My little guy who is now 4 requires my attention constantly, even when he doesn't want it... Otherwise I might find him on top of the refridgerator getting treats hesn't not supposed to have, or taking all the couch cushions, bringing them into the kitchen, climbing onto the counter, and have every intention of doing flips off of it onto the pillowed floor...
The biggest "problem" I have right now is trying to balance different parenting styles with the two as they are both entering this extreme defiance and uber sassy stage. Neither listen, but its not listening on two different ends of the spectrum. Both need a new mouth, but the sassiness is again, different ends - one is out right rude, the other is quite clever in  the back talking... There are days I feel like my brain will explode trying to jump back and forth between the different needs of the two since they're at such extremes right now lol.

bluerooffarm
by Gold Member on May. 7, 2013 at 8:54 AM

I'm having that problem with my middle boy.  Mine are 8, 6, and 4.  My 6yo either gets treated the same as the 8yo or the 4yo, we really have to stop and think about what HE needs.  And his grandma is much much worse about it.  So when I see how she behaves with them it makes me much more conscious of it,  I am very good for the week or so that follows a visit at remembering that he is not as big as his big brother.  He reminds me himself when I treat him like his little brother, "Mommy, just tell me all at once, I can remember more than Quentin can."  (Ooops!)

Joann.HS
by on May. 7, 2013 at 2:11 PM
1 mom liked this
I read once that the squeaky wheel is often the one that needs the attention...which would make sense for a middle child.

My brother was the middle child and was very smart, although his grades and care free attitude never reflected that. He went on to travel the world and is still just super smart!
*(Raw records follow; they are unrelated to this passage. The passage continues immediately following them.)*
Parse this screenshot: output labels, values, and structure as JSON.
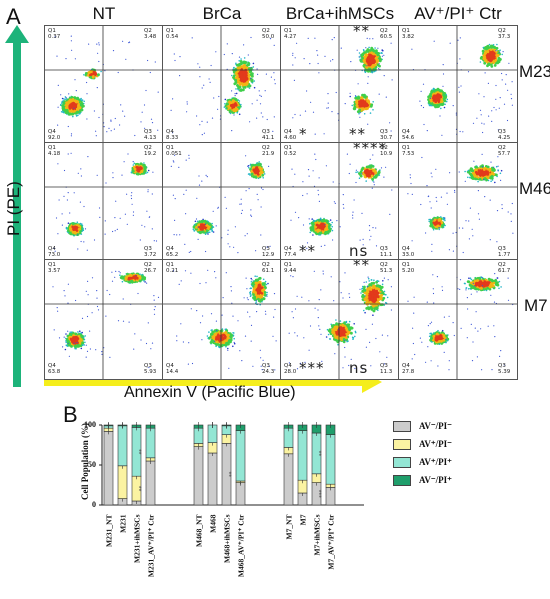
{
  "panel_a": {
    "letter": "A",
    "y_axis_label": "PI (PE)",
    "x_axis_label": "Annexin V (Pacific Blue)",
    "columns": [
      "NT",
      "BrCa",
      "BrCa+ihMSCs",
      "AV⁺/PI⁺ Ctr"
    ],
    "rows": [
      "M231",
      "M468",
      "M7"
    ],
    "quadrants": [
      [
        {
          "q1": "Q1\n0.37",
          "q2": "Q2\n3.48",
          "q3": "Q3\n4.13",
          "q4": "Q4\n92.0"
        },
        {
          "q1": "Q1\n0.54",
          "q2": "Q2\n50.0",
          "q3": "Q3\n41.1",
          "q4": "Q4\n8.33"
        },
        {
          "q1": "Q1\n4.27",
          "q2": "Q2\n60.5",
          "q3": "Q3\n30.7",
          "q4": "Q4\n4.60"
        },
        {
          "q1": "Q1\n3.82",
          "q2": "Q2\n37.3",
          "q3": "Q3\n4.25",
          "q4": "Q4\n54.6"
        }
      ],
      [
        {
          "q1": "Q1\n4.18",
          "q2": "Q2\n19.2",
          "q3": "Q3\n3.72",
          "q4": "Q4\n73.0"
        },
        {
          "q1": "Q1\n0.051",
          "q2": "Q2\n21.9",
          "q3": "Q3\n12.9",
          "q4": "Q4\n65.2"
        },
        {
          "q1": "Q1\n0.52",
          "q2": "Q2\n10.9",
          "q3": "Q3\n11.1",
          "q4": "Q4\n77.4"
        },
        {
          "q1": "Q1\n7.53",
          "q2": "Q2\n57.7",
          "q3": "Q3\n1.77",
          "q4": "Q4\n33.0"
        }
      ],
      [
        {
          "q1": "Q1\n3.57",
          "q2": "Q2\n26.7",
          "q3": "Q3\n5.93",
          "q4": "Q4\n63.8"
        },
        {
          "q1": "Q1\n0.21",
          "q2": "Q2\n61.1",
          "q3": "Q3\n24.3",
          "q4": "Q4\n14.4"
        },
        {
          "q1": "Q1\n9.44",
          "q2": "Q2\n51.3",
          "q3": "Q3\n11.3",
          "q4": "Q4\n28.0"
        },
        {
          "q1": "Q1\n5.20",
          "q2": "Q2\n61.7",
          "q3": "Q3\n5.39",
          "q4": "Q4\n27.8"
        }
      ]
    ],
    "significance": [
      {
        "row": 0,
        "text_q2": "**",
        "text_q3": "**",
        "text_q4": "*"
      },
      {
        "row": 1,
        "text_q2": "****",
        "text_q3": "ns",
        "text_q4": "**"
      },
      {
        "row": 2,
        "text_q2": "**",
        "text_q3": "ns",
        "text_q4": "***"
      }
    ]
  },
  "panel_b": {
    "letter": "B",
    "y_axis_label": "Cell Population (%)",
    "y_ticks": [
      "0",
      "50",
      "100"
    ],
    "legend": [
      {
        "label": "AV⁻/PI⁻",
        "color": "#cccccc"
      },
      {
        "label": "AV⁺/PI⁻",
        "color": "#fbf3a2"
      },
      {
        "label": "AV⁺/PI⁺",
        "color": "#93e6d4"
      },
      {
        "label": "AV⁻/PI⁺",
        "color": "#1f9e6b"
      }
    ],
    "chart_data": {
      "type": "bar",
      "stacked": true,
      "ylim": [
        0,
        100
      ],
      "categories": [
        "M231_NT",
        "M231",
        "M231+ihMSCs",
        "M231_AV⁺/PI⁺ Ctr",
        "M468_NT",
        "M468",
        "M468+ihMSCs",
        "M468_AV⁺/PI⁺ Ctr",
        "M7_NT",
        "M7",
        "M7+ihMSCs",
        "M7_AV⁺/PI⁺ Ctr"
      ],
      "series": [
        {
          "name": "AV⁻/PI⁻",
          "values": [
            92,
            8,
            5,
            55,
            73,
            65,
            77,
            28,
            64,
            15,
            28,
            22
          ]
        },
        {
          "name": "AV⁺/PI⁻",
          "values": [
            4,
            41,
            31,
            4,
            4,
            13,
            11,
            2,
            8,
            16,
            11,
            4
          ]
        },
        {
          "name": "AV⁺/PI⁺",
          "values": [
            3,
            50,
            61,
            37,
            19,
            22,
            11,
            63,
            24,
            62,
            51,
            62
          ]
        },
        {
          "name": "AV⁻/PI⁺",
          "values": [
            1,
            1,
            3,
            4,
            4,
            0,
            1,
            7,
            4,
            7,
            10,
            12
          ]
        }
      ],
      "significance": [
        {
          "category": "M231+ihMSCs",
          "series": "AV⁺/PI⁺",
          "text": "**"
        },
        {
          "category": "M231+ihMSCs",
          "series": "AV⁺/PI⁻",
          "text": "**"
        },
        {
          "category": "M468+ihMSCs",
          "series": "AV⁻/PI⁻",
          "text": "**"
        },
        {
          "category": "M7+ihMSCs",
          "series": "AV⁺/PI⁺",
          "text": "**"
        },
        {
          "category": "M7+ihMSCs",
          "series": "AV⁻/PI⁻",
          "text": "***"
        }
      ]
    }
  },
  "colors": {
    "arrow_green": "#1db37a",
    "arrow_yellow": "#f5ee1c"
  }
}
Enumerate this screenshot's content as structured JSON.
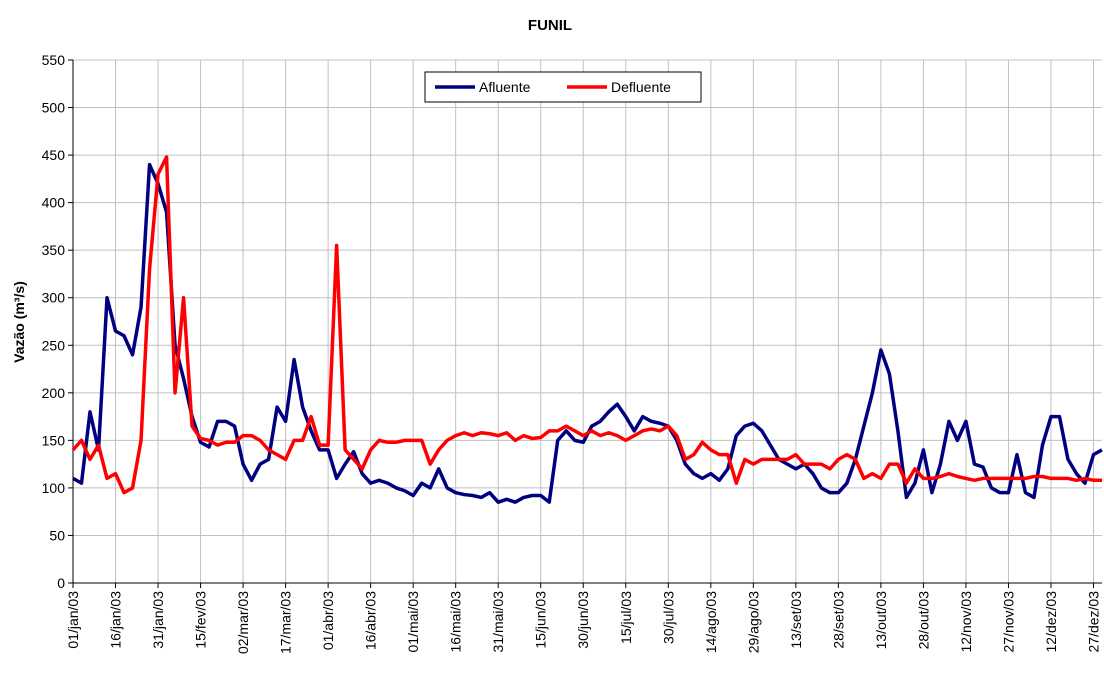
{
  "chart_data": {
    "type": "line",
    "title": "FUNIL",
    "y_label": "Vazão (m³/s)",
    "categories": [
      "01/jan/03",
      null,
      null,
      null,
      null,
      "16/jan/03",
      null,
      null,
      null,
      null,
      "31/jan/03",
      null,
      null,
      null,
      null,
      "15/fev/03",
      null,
      null,
      null,
      null,
      "02/mar/03",
      null,
      null,
      null,
      null,
      "17/mar/03",
      null,
      null,
      null,
      null,
      "01/abr/03",
      null,
      null,
      null,
      null,
      "16/abr/03",
      null,
      null,
      null,
      null,
      "01/mai/03",
      null,
      null,
      null,
      null,
      "16/mai/03",
      null,
      null,
      null,
      null,
      "31/mai/03",
      null,
      null,
      null,
      null,
      "15/jun/03",
      null,
      null,
      null,
      null,
      "30/jun/03",
      null,
      null,
      null,
      null,
      "15/jul/03",
      null,
      null,
      null,
      null,
      "30/jul/03",
      null,
      null,
      null,
      null,
      "14/ago/03",
      null,
      null,
      null,
      null,
      "29/ago/03",
      null,
      null,
      null,
      null,
      "13/set/03",
      null,
      null,
      null,
      null,
      "28/set/03",
      null,
      null,
      null,
      null,
      "13/out/03",
      null,
      null,
      null,
      null,
      "28/out/03",
      null,
      null,
      null,
      null,
      "12/nov/03",
      null,
      null,
      null,
      null,
      "27/nov/03",
      null,
      null,
      null,
      null,
      "12/dez/03",
      null,
      null,
      null,
      null,
      "27/dez/03",
      null
    ],
    "series": [
      {
        "name": "Afluente",
        "color": "#000080",
        "values": [
          110,
          105,
          180,
          140,
          300,
          265,
          260,
          240,
          290,
          440,
          420,
          390,
          250,
          215,
          175,
          148,
          143,
          170,
          170,
          165,
          125,
          108,
          125,
          130,
          185,
          170,
          235,
          185,
          160,
          140,
          140,
          110,
          125,
          138,
          115,
          105,
          108,
          105,
          100,
          97,
          92,
          105,
          100,
          120,
          100,
          95,
          93,
          92,
          90,
          95,
          85,
          88,
          85,
          90,
          92,
          92,
          85,
          150,
          160,
          150,
          148,
          165,
          170,
          180,
          188,
          175,
          160,
          175,
          170,
          168,
          165,
          150,
          125,
          115,
          110,
          115,
          108,
          120,
          155,
          165,
          168,
          160,
          145,
          130,
          125,
          120,
          125,
          115,
          100,
          95,
          95,
          105,
          130,
          165,
          200,
          245,
          220,
          160,
          90,
          105,
          140,
          95,
          125,
          170,
          150,
          170,
          125,
          122,
          100,
          95,
          95,
          135,
          95,
          90,
          145,
          175,
          175,
          130,
          115,
          105,
          135,
          140
        ]
      },
      {
        "name": "Defluente",
        "color": "#ff0000",
        "values": [
          140,
          150,
          130,
          145,
          110,
          115,
          95,
          100,
          150,
          330,
          430,
          448,
          200,
          300,
          165,
          152,
          150,
          145,
          148,
          148,
          155,
          155,
          150,
          140,
          135,
          130,
          150,
          150,
          175,
          145,
          145,
          355,
          140,
          130,
          120,
          140,
          150,
          148,
          148,
          150,
          150,
          150,
          125,
          140,
          150,
          155,
          158,
          155,
          158,
          157,
          155,
          158,
          150,
          155,
          152,
          153,
          160,
          160,
          165,
          160,
          155,
          160,
          155,
          158,
          155,
          150,
          155,
          160,
          162,
          160,
          165,
          155,
          130,
          135,
          148,
          140,
          135,
          135,
          105,
          130,
          125,
          130,
          130,
          130,
          130,
          135,
          125,
          125,
          125,
          120,
          130,
          135,
          130,
          110,
          115,
          110,
          125,
          125,
          105,
          120,
          110,
          110,
          112,
          115,
          112,
          110,
          108,
          110,
          110,
          110,
          110,
          110,
          110,
          112,
          112,
          110,
          110,
          110,
          108,
          110,
          108,
          108
        ]
      }
    ],
    "ylim": [
      0,
      550
    ],
    "yticks": [
      0,
      50,
      100,
      150,
      200,
      250,
      300,
      350,
      400,
      450,
      500,
      550
    ],
    "grid": true,
    "legend": "top"
  }
}
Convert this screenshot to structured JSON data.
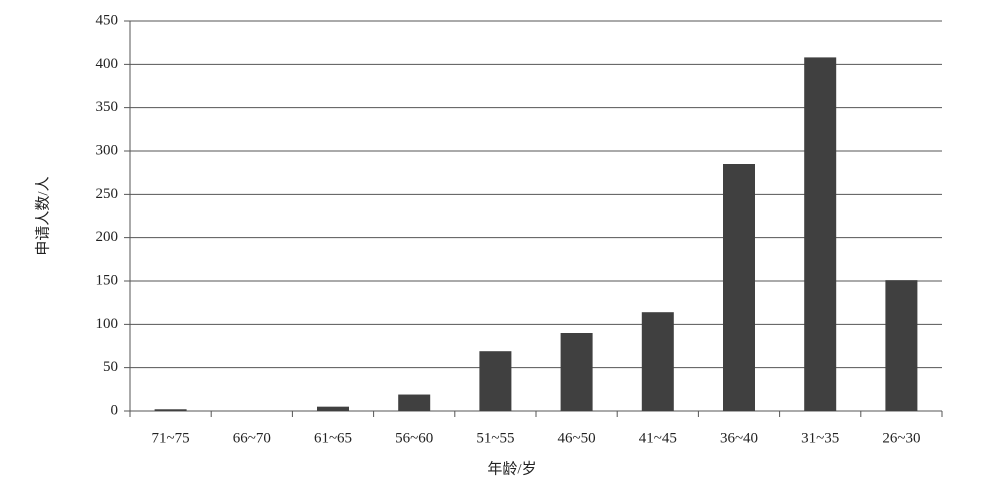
{
  "chart_data": {
    "type": "bar",
    "x_label": "年龄/岁",
    "y_label": "申请人数/人",
    "categories": [
      "71~75",
      "66~70",
      "61~65",
      "56~60",
      "51~55",
      "46~50",
      "41~45",
      "36~40",
      "31~35",
      "26~30"
    ],
    "values": [
      2,
      0,
      5,
      19,
      69,
      90,
      114,
      285,
      408,
      151
    ],
    "color": "#404040",
    "ylim": [
      0,
      450
    ],
    "yticks": [
      0,
      50,
      100,
      150,
      200,
      250,
      300,
      350,
      400,
      450
    ],
    "grid": true
  }
}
My advice is to give her wiggle room and not hinder the person she is destined to be. Embrace her differences.
usmom3
by BJ on May. 7, 2013 at 3:21 PM

Drastically, but there is a 10 & 12 year age difference from the oldest to the other 2! I was 16 when my oldest was born & I parented him the way I was parented because I didn't know to find another way! With my younger 2 I have learned about many different parenting styles & have learned about how a child's brain works & develops so the parenting style we have chosen to do with the younger two is nothing like the way my oldest was parented!